Siteden alışveriş yapan müşterilerin bu projeye olan tepkisi nasıl oluyor?
Alışveriş yaparken fark etmeyenler çok şaşıyor ve mutlu oluyorlar. Genelde bizi arayarak ne kadar iyi düşünmüşsünüz gibi tepkiler alıyoruz. Aldığımız tepkiler iyi yönde.
Projenizde zorlandığınız noktalar oluyor mu?
Başlangıçta bağış yapmak istediğimiz derneklerle görüştüğümüzde sevindiler. Ama bizi zorlayan kısım, o derneklerin logolarını, isimlerini sitemizde kullanamıyor olmamızdı. Bazı müşteriler tam bir iyilik halini okuduktan sonra bizi arayarak hangi derneklere bağış yapıyorsunuz diye soruyorlar. Biz o derneklerin logolarını kullanabilseydik belki de daha güven verebilirdik. Ama kanunen satış arttırıcı etki olarak görüldüğü için kullanılamıyor.
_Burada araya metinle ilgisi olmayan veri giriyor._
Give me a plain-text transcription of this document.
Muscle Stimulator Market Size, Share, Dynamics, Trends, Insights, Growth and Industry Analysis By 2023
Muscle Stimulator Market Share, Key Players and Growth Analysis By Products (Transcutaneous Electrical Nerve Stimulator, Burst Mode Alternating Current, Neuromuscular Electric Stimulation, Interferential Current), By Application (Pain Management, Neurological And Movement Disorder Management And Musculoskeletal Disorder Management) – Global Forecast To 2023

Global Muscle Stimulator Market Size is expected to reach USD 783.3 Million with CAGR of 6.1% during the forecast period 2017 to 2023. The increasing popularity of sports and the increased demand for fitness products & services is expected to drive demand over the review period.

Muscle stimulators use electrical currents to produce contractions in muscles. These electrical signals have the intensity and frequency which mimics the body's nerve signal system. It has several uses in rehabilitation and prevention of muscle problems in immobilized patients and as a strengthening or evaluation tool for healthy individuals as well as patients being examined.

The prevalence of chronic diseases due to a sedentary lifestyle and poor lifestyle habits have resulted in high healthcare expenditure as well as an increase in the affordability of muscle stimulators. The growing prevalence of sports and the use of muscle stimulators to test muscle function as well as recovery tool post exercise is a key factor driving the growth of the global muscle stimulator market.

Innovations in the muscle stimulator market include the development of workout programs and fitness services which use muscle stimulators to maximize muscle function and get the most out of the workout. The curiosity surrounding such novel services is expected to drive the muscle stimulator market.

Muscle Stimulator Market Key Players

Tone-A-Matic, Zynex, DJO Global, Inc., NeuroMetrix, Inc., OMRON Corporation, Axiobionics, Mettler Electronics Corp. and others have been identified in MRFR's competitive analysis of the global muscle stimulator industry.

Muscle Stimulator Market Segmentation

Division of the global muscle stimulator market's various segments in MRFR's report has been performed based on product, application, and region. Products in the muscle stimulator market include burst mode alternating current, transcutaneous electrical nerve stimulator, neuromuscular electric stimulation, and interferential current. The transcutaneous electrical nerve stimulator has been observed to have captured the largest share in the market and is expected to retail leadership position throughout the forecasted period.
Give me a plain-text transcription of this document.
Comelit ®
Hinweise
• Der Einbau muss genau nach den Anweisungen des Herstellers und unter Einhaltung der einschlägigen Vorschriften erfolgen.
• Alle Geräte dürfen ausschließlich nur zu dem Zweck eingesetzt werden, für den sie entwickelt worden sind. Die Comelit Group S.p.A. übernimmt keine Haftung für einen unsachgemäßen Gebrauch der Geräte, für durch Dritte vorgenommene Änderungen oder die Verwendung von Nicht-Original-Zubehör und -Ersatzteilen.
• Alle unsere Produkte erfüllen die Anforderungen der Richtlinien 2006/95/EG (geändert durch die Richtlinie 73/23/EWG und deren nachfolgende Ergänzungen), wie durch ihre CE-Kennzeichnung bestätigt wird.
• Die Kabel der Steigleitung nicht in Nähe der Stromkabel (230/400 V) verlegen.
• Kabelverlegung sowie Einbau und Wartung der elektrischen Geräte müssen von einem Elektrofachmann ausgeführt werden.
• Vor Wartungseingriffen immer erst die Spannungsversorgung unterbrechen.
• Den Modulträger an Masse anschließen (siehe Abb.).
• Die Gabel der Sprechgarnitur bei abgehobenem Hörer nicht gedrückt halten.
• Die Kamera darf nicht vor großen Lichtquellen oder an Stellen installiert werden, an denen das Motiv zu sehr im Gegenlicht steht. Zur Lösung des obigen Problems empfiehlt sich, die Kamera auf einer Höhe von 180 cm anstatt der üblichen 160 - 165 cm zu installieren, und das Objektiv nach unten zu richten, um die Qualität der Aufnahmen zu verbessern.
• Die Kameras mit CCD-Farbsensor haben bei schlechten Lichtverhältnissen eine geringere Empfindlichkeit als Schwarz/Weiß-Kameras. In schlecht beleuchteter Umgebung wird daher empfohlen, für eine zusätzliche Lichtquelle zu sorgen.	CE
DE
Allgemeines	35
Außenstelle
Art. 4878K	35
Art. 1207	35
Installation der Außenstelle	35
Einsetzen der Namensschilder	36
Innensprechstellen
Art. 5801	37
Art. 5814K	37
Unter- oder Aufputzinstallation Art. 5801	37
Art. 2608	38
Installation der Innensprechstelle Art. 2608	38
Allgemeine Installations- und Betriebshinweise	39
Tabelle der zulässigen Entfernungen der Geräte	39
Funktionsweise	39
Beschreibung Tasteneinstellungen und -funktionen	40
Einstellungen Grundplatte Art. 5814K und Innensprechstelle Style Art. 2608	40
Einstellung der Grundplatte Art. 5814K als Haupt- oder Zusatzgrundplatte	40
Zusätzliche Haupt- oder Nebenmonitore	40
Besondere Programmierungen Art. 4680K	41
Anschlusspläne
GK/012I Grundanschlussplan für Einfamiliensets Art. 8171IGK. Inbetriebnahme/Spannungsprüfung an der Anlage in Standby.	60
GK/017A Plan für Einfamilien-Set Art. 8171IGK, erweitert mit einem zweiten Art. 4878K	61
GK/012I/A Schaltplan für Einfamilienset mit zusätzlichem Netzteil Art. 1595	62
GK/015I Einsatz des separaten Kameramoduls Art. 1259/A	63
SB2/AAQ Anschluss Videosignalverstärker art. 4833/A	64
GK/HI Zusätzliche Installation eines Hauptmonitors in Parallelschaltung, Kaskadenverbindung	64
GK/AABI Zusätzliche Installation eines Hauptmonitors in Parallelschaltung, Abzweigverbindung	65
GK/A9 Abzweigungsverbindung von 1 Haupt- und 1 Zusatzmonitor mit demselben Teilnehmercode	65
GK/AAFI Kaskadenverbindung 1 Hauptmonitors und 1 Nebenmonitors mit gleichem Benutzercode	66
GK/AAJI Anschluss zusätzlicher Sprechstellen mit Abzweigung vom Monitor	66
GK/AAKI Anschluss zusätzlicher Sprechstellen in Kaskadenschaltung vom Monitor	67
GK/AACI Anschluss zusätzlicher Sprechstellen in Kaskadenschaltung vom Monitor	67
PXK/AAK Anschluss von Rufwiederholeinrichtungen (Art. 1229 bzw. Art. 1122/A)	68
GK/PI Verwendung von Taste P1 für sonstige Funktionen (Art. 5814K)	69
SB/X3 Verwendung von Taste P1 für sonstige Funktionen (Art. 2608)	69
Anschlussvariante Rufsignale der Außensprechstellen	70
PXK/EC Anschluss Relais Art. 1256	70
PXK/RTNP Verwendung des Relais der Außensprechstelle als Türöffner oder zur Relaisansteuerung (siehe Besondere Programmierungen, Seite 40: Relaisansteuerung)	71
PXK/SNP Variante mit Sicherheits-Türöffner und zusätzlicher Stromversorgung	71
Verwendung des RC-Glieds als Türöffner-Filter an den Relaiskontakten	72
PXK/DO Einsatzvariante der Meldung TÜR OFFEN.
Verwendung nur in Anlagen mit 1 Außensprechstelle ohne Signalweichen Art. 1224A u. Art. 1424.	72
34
Sosyal Girişimcilik denilince ülkemizde akla ne geliyor? Siz ne düşünüyorsunuz? Eğer daha farklı bir cevabı olması gerekiyorsa aklımıza aslında ne gelmeli?
Ülkemizde sosyal girişimciliğin ben insanlarda henüz tam bir anlam ifade ettiğini düşünmüyorum açıkçası. Ama insanlarda artık şunu görebiliyoruz; artık insanlar yardım etmek için bir şeyler yapmanın peşindeler ve bu beni çok mutlu ediyor. Bence sosyal girişimci kendi kazandığı karını toplumun yararına kullanmaktan haz duyan girişimcidir.
Sosyal girişimciliğin daha fazla gelişmesi, geniş kitlelere ulaşması ve bu tarz girişimlerin çoğalması için sizce neler yapılmalı? İşletme, kurum, siyasi irade ve bireylere ne gibi görevler düşüyor?
Her konuda olduğu gibi hem devlet hemde özellikle basın yayın kuruluşlarının teşvik etmesi, desteklemesi gerekiyor.Devlet sosyal girişimcilere farklı destekler ve imkanlar sunarak teşvik sağlayabilir. Eğer bu yapılırsa hem insanlar sosyal girişimciliği öğrenirler, hem belki de kendileri bir fayda sağlamak isterler.
Eklemek istediğiniz başka noktalar bulunuyor mu?
Ülkemizdeki sorunlara çözüm arayan girişimcilere genelde hayalperest gözüyle bakılıyor. Aksine onun hayaline destek verilse, girişimlerin hayal olmadığı ve birilerine katkı sağladığı görülecektir. Umarım ilerleyen süreçte toplumumuz daha bilinçli, daha organize daha sistematik bir şekilde hareket ederek sosyal girişimcileri desteklerde nitelikte davranışlar sergiler.